As the social bookmarking site Digg often proves, mob wisdom is not always right but it is interesting.

The internet is big. Really big, as Douglas Adams once said of space. You’d need an army of people to monitor it and find things of interest. Happily, thousands of people are doing just that, via Digg.
Digg is a social bookmarking site. When users find something they want to recommend, they can digg it, by posting a headline and short summary on Digg. Users who browse these headlines can also “digg” them, so the best stories – with the most “diggs” –  rise to the top.
Digg started in December 2004, and its main focus was on computers and technology news. Now, it covers eight topic areas, including world news, sport and entertainment. And as well as stories, it covers videos and podcasts. Each section has its own subdivisions.

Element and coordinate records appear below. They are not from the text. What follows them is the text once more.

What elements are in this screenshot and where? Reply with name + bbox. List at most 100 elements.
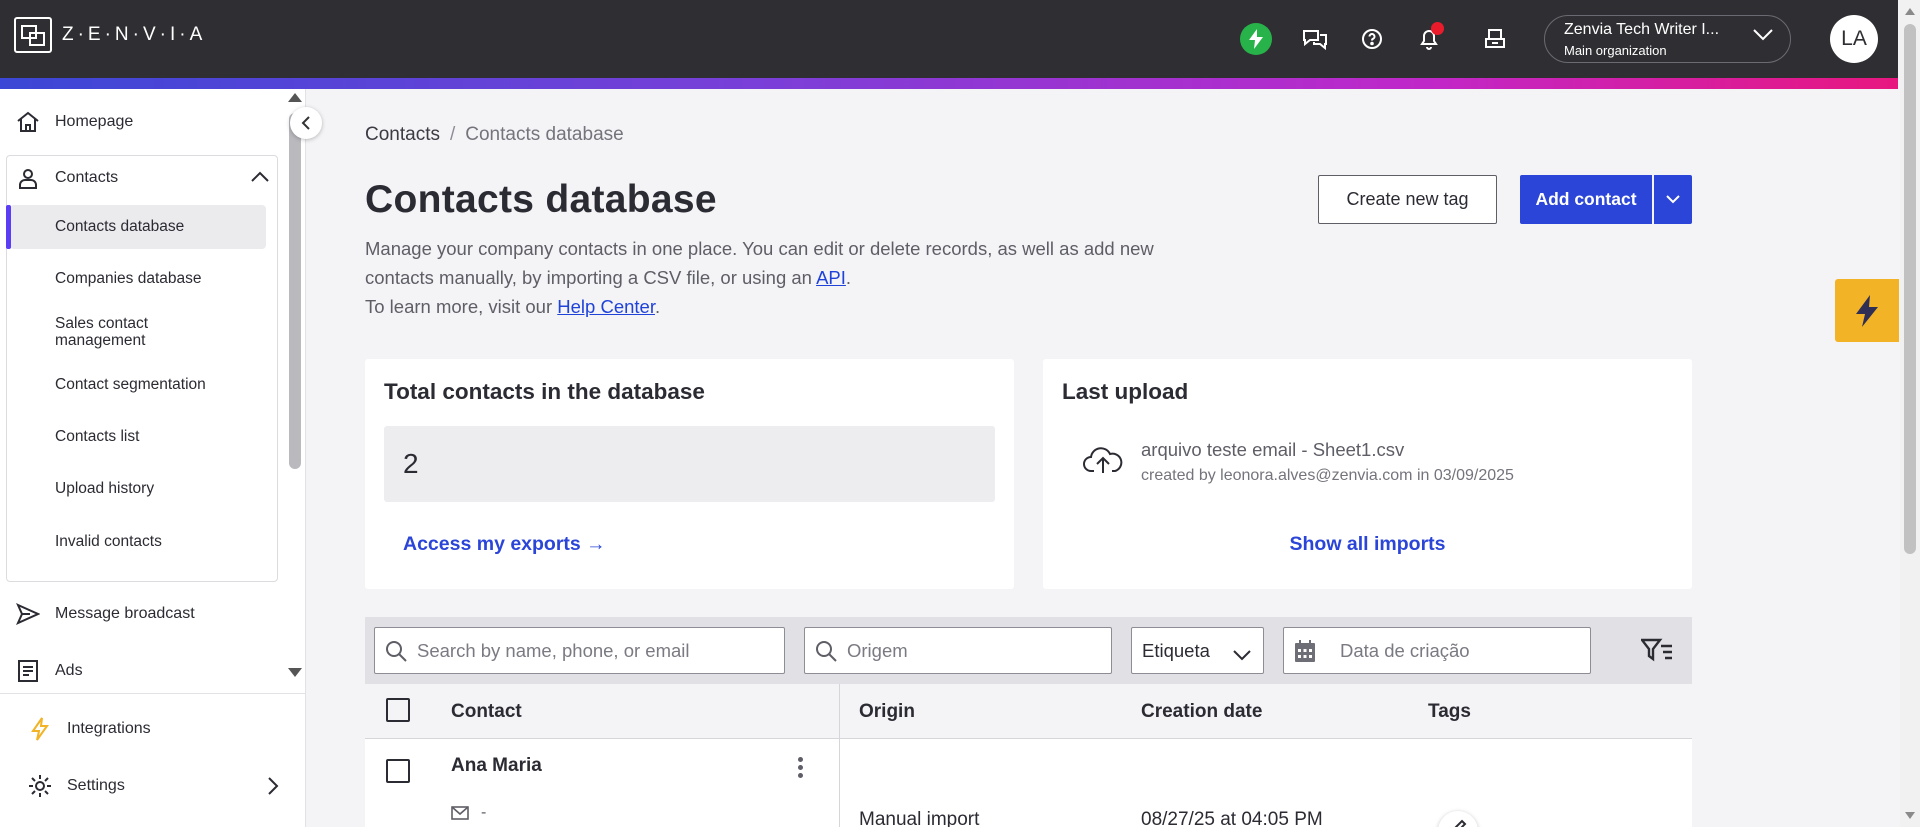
sidebar-item-invalid-contacts[interactable]: Invalid contacts — [55, 533, 162, 550]
bolt-icon[interactable] — [1240, 23, 1272, 55]
column-tags[interactable]: Tags — [1428, 701, 1471, 723]
add-contact-options-button[interactable] — [1654, 175, 1692, 224]
show-all-imports-link[interactable]: Show all imports — [1043, 533, 1692, 556]
active-item-indicator — [6, 205, 11, 249]
search-icon — [805, 639, 847, 663]
scroll-thumb[interactable] — [1904, 24, 1916, 554]
add-contact-button[interactable]: Add contact — [1520, 175, 1652, 224]
home-icon — [0, 110, 55, 134]
notification-dot — [1431, 22, 1444, 35]
breadcrumb-separator: / — [449, 124, 456, 145]
last-upload-title: Last upload — [1062, 379, 1189, 404]
sidebar-item-sales-contact-management[interactable]: Sales contact management — [55, 315, 205, 349]
breadcrumb-contacts[interactable]: Contacts — [365, 124, 440, 145]
row-checkbox[interactable] — [386, 759, 410, 783]
sidebar-item-upload-history[interactable]: Upload history — [55, 480, 154, 497]
logo-text: Z·E·N·V·I·A — [62, 24, 207, 45]
cloud-upload-icon — [1083, 445, 1123, 480]
page-scrollbar[interactable] — [1900, 0, 1920, 827]
sidebar-divider — [0, 693, 306, 694]
person-icon — [0, 166, 55, 190]
column-origin[interactable]: Origin — [859, 701, 915, 723]
gear-icon — [12, 773, 67, 799]
sidebar-item-label: Homepage — [55, 113, 134, 130]
column-contact[interactable]: Contact — [451, 701, 522, 723]
contact-name[interactable]: Ana Maria — [451, 755, 542, 777]
sidebar-item-label: Settings — [67, 777, 125, 794]
sidebar-item-homepage[interactable]: Homepage — [0, 102, 280, 142]
row-more-options-icon[interactable] — [798, 757, 803, 778]
sidebar-item-contacts-database[interactable]: Contacts database — [55, 218, 184, 235]
chevron-down-icon — [1752, 28, 1774, 47]
sidebar-item-integrations[interactable]: Integrations — [12, 709, 292, 749]
lightning-icon — [1856, 294, 1878, 327]
mail-icon — [451, 806, 469, 820]
sidebar-item-label: Integrations — [67, 720, 151, 737]
zenvia-logo[interactable]: Z·E·N·V·I·A — [14, 17, 206, 53]
select-all-checkbox[interactable] — [386, 698, 410, 722]
sidebar-item-contacts[interactable]: Contacts — [0, 158, 280, 198]
contact-email-value: - — [481, 804, 487, 821]
creation-date-placeholder: Data de criação — [1340, 639, 1470, 661]
sidebar-scrollbar[interactable] — [287, 89, 303, 681]
bell-icon[interactable] — [1414, 22, 1444, 54]
scroll-down-arrow-icon[interactable] — [1905, 812, 1915, 819]
table-row[interactable]: Ana Maria - Manual import 08/27/25 at 04… — [365, 739, 1692, 827]
organization-selector[interactable]: Zenvia Tech Writer I... Main organizatio… — [1544, 15, 1791, 63]
total-contacts-count: 2 — [384, 426, 995, 502]
origin-placeholder: Origem — [847, 639, 908, 661]
upload-file-name: arquivo teste email - Sheet1.csv — [1141, 439, 1405, 460]
table-header: Contact Origin Creation date Tags — [365, 684, 1692, 739]
api-link[interactable]: API — [816, 267, 846, 288]
total-contacts-card: Total contacts in the database 2 Access … — [365, 359, 1014, 589]
sidebar-scroll-thumb[interactable] — [289, 113, 301, 469]
help-icon[interactable] — [1357, 24, 1387, 54]
sidebar-item-label: Contacts — [55, 169, 119, 186]
desc-text-4: . — [654, 296, 661, 317]
last-upload-item: arquivo teste email - Sheet1.csv created… — [1083, 439, 1514, 485]
search-input[interactable]: Search by name, phone, or email — [374, 627, 785, 674]
logo-mark — [14, 17, 52, 53]
brand-gradient-bar — [0, 78, 1898, 89]
avatar[interactable]: LA — [1830, 15, 1878, 63]
tag-select[interactable]: Etiqueta — [1131, 627, 1264, 674]
integrations-bolt-icon — [12, 717, 67, 741]
upload-created-by: created by leonora.alves@zenvia.com in 0… — [1141, 467, 1514, 484]
sidebar-item-companies-database[interactable]: Companies database — [55, 270, 202, 287]
collapse-sidebar-button[interactable] — [290, 107, 322, 139]
sidebar-item-settings[interactable]: Settings — [12, 766, 292, 806]
access-exports-link[interactable]: Access my exports → — [403, 533, 606, 556]
edit-tags-button[interactable] — [1438, 811, 1478, 827]
help-center-link[interactable]: Help Center — [557, 296, 655, 317]
advanced-filter-icon[interactable] — [1639, 638, 1673, 667]
chevron-up-icon[interactable] — [250, 170, 270, 188]
create-new-tag-button[interactable]: Create new tag — [1318, 175, 1497, 224]
desc-text-3: To learn more, visit our — [365, 296, 558, 317]
sidebar-item-ads[interactable]: Ads — [0, 651, 280, 691]
chevron-down-icon — [1666, 195, 1680, 204]
sticky-column-divider — [839, 684, 840, 827]
ads-icon — [0, 659, 55, 683]
contact-email: - — [451, 804, 486, 822]
search-placeholder: Search by name, phone, or email — [417, 639, 690, 661]
scroll-up-arrow-icon[interactable] — [1905, 8, 1915, 15]
column-creation-date[interactable]: Creation date — [1141, 701, 1262, 723]
sidebar-item-contact-segmentation[interactable]: Contact segmentation — [55, 376, 206, 393]
origin-filter-input[interactable]: Origem — [804, 627, 1112, 674]
desc-text-1: Manage your company contacts in one plac… — [365, 238, 1154, 288]
ray-assistant-tab[interactable] — [1835, 279, 1899, 342]
sidebar-scroll-up-icon[interactable] — [288, 93, 302, 102]
sidebar-item-contacts-list[interactable]: Contacts list — [55, 428, 139, 445]
chat-icon[interactable] — [1300, 24, 1330, 54]
creation-date-input[interactable]: Data de criação — [1283, 627, 1591, 674]
tag-select-value: Etiqueta — [1142, 639, 1210, 661]
desc-text-2: . — [845, 267, 852, 288]
page-title: Contacts database — [365, 178, 717, 221]
sidebar-scroll-down-icon[interactable] — [288, 668, 302, 677]
page-description: Manage your company contacts in one plac… — [365, 234, 1225, 321]
top-bar: Z·E·N·V·I·A Zenvia Tech Writer I... Main… — [0, 0, 1898, 78]
send-icon — [0, 603, 55, 625]
breadcrumb: Contacts / Contacts database — [365, 124, 624, 146]
inbox-icon[interactable] — [1480, 24, 1510, 54]
sidebar-item-message-broadcast[interactable]: Message broadcast — [0, 594, 280, 634]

So, for example, Entertainment has four sections – Celebrity, Movies, Music, Television – while Sport has 10. If you’re only interested in golf stories, you can choose those. You can also choose whether to see only the most recent stories, or choose a time period from a day to a year.
Although there are plenty of social bookmarking sites, Digg is amazingly popular. A top story can easily pick up 5,000 diggs in a week. The top story over the past year picked up 42,384 diggs, with “Apple Announces iPhone” collecting 24,000. Stories that make Digg’s front page can send thousands of visitors to a particular site.
Sounds perfect? Not everyone agrees. Digg founder Kevin Rose told Business Week: “The larger the critical mass of users and the collective wisdom applied to digg, the better and more relevant the stories get.” But crowds are not necessarily wise. Many of the stories that get dugg are sensationalist, and some are worse.
At the time of writing, the top World & Business story is: “ ‘I ate my roommate’, says teen.” In second place in this week’s Science section is: “Post-Orgasmic Women Agree: 15 sex tips to leave them dazed & amazed.”
The site says: “Everything on Digg is submitted and voted on by people like you.” Digg has tried to improve things by adding a Bury command, and by letting users digg or bury each others’ comments. You can, for example, choose to see only comments that are rated +5 or +10 or more, for example.
It helps, but not much. Digg has also been criticised because certain groups seem to have undue power in getting stories onto the front page, while a “Bury brigade” tries to bury stories that do not fit the site’s preferred opinions or, worse, are critical of Digg. There’s a fine line between “the wisdom of crowds” and mob rule.
But love it or hate it, Digg really does surface lots of things that would otherwise be missed. And that makes it worth visiting.